Mole Madness is the name of the game, and kids control the character with just two simple voice commands. Playing in pairs (either with another child or a robot named Sammy), one player says "go" to get the mole moving across the screen, while their partner steers it upwards by saying "jump". As simple as that seems for a speech recognition system to identify, the kids threw a few spanners in the works with a tendency to chitchat and talk over each other.
"Kids don't necessarily pronounce words quite like adults and when they are playing together, as they like to do, they often engage in side banter, or exclamations of excitement, or simply talk over each other," says Jill Fain Lehman, lead researcher on the project. "That makes it tough for a speech-based system, even one that just has to detect the words 'go' and 'jump' as in Mole Madness."
At first, the voice recognition system had some human training wheels, in the form of a "wizard" in another room who would press a button on a controller when he heard either a "jump" or "go" command. After 62 children between the ages of five and 10 had played the game, the researchers had enough data to train the system to recognize those key words, both individually or said together, and differentiate them from background noise and other bits of banter.

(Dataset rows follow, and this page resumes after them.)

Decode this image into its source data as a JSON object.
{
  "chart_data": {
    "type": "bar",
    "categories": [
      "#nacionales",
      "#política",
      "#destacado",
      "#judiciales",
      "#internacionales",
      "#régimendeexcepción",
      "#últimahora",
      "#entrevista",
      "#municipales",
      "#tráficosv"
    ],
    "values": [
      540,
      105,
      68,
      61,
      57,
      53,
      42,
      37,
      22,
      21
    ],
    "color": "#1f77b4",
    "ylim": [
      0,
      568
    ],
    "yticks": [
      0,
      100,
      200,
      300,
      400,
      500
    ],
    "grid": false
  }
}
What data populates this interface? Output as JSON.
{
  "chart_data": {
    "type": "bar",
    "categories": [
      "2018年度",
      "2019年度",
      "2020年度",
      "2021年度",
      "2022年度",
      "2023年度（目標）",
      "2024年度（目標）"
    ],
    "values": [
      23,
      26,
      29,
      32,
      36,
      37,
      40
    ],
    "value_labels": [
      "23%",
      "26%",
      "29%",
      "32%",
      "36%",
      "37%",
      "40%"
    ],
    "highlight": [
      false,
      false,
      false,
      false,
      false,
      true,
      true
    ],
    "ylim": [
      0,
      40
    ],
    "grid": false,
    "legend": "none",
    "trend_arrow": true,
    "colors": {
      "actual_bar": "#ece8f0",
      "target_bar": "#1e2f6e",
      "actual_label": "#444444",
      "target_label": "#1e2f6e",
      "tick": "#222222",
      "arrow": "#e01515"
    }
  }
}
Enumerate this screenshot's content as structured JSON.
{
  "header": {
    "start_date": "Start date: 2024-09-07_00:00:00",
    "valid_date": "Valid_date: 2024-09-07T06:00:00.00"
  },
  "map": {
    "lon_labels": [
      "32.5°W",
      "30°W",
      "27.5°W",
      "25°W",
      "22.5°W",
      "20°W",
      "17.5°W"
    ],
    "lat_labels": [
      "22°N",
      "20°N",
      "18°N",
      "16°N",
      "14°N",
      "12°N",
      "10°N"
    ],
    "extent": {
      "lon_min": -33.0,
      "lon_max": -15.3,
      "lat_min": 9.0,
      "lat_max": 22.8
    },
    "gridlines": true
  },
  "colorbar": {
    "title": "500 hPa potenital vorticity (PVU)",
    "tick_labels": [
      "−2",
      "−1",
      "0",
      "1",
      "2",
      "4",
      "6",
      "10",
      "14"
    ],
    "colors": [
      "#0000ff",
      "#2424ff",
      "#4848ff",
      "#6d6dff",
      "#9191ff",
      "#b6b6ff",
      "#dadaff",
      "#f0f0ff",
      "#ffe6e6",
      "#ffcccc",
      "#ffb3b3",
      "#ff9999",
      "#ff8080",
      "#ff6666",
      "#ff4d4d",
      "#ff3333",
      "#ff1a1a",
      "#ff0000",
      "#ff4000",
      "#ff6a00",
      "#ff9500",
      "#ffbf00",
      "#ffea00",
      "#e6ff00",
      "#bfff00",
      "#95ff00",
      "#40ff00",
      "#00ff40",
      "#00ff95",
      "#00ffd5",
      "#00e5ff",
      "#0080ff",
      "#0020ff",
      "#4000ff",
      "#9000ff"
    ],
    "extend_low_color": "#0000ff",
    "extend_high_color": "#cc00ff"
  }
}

Once the system was automated and the wizard removed from the equation, the researchers reported it could pick out the keywords 85 percent of the time. Not bad, considering 40 percent of those commands overlapped when two kids were playing, and 32 percent were said faster than usual.
By comparison, a commercially available speech recognition system was put through the paces and could only recognize 50 percent of the commands, and struggled with overlapping and fast speech.
The automated system was also judged to be more engaging to players than when a researcher was entering the commands manually. According to parents watching the video later, the kids were closer to feeling like they "could take it or leave it" than solidly enjoying themselves. Once the game was automated, and could process a command within 150 milliseconds, the kids showed more signs of engagement with the game.
The system did run into some issues with the "jump" command when a new group of kids, some as young as four, tried out the game, but the researchers found that the participants soon modified their speech patterns to help the system through, repeating the commands or saying them more carefully.
"Speech recognition applications have become increasingly commonplace as the technology has matured, but understanding what kids say when they play remains difficult," says Jessica Hodgins, vice president at Disney Research. "This latest work by our researchers could make it possible to design any number of speech-based game or entertainment applications for children, including interactions with robots."
The researchers are presenting the study at the Workshop on Child Computer Interaction this week, and at the International Conference on Intelligent Virtual Agents later this month.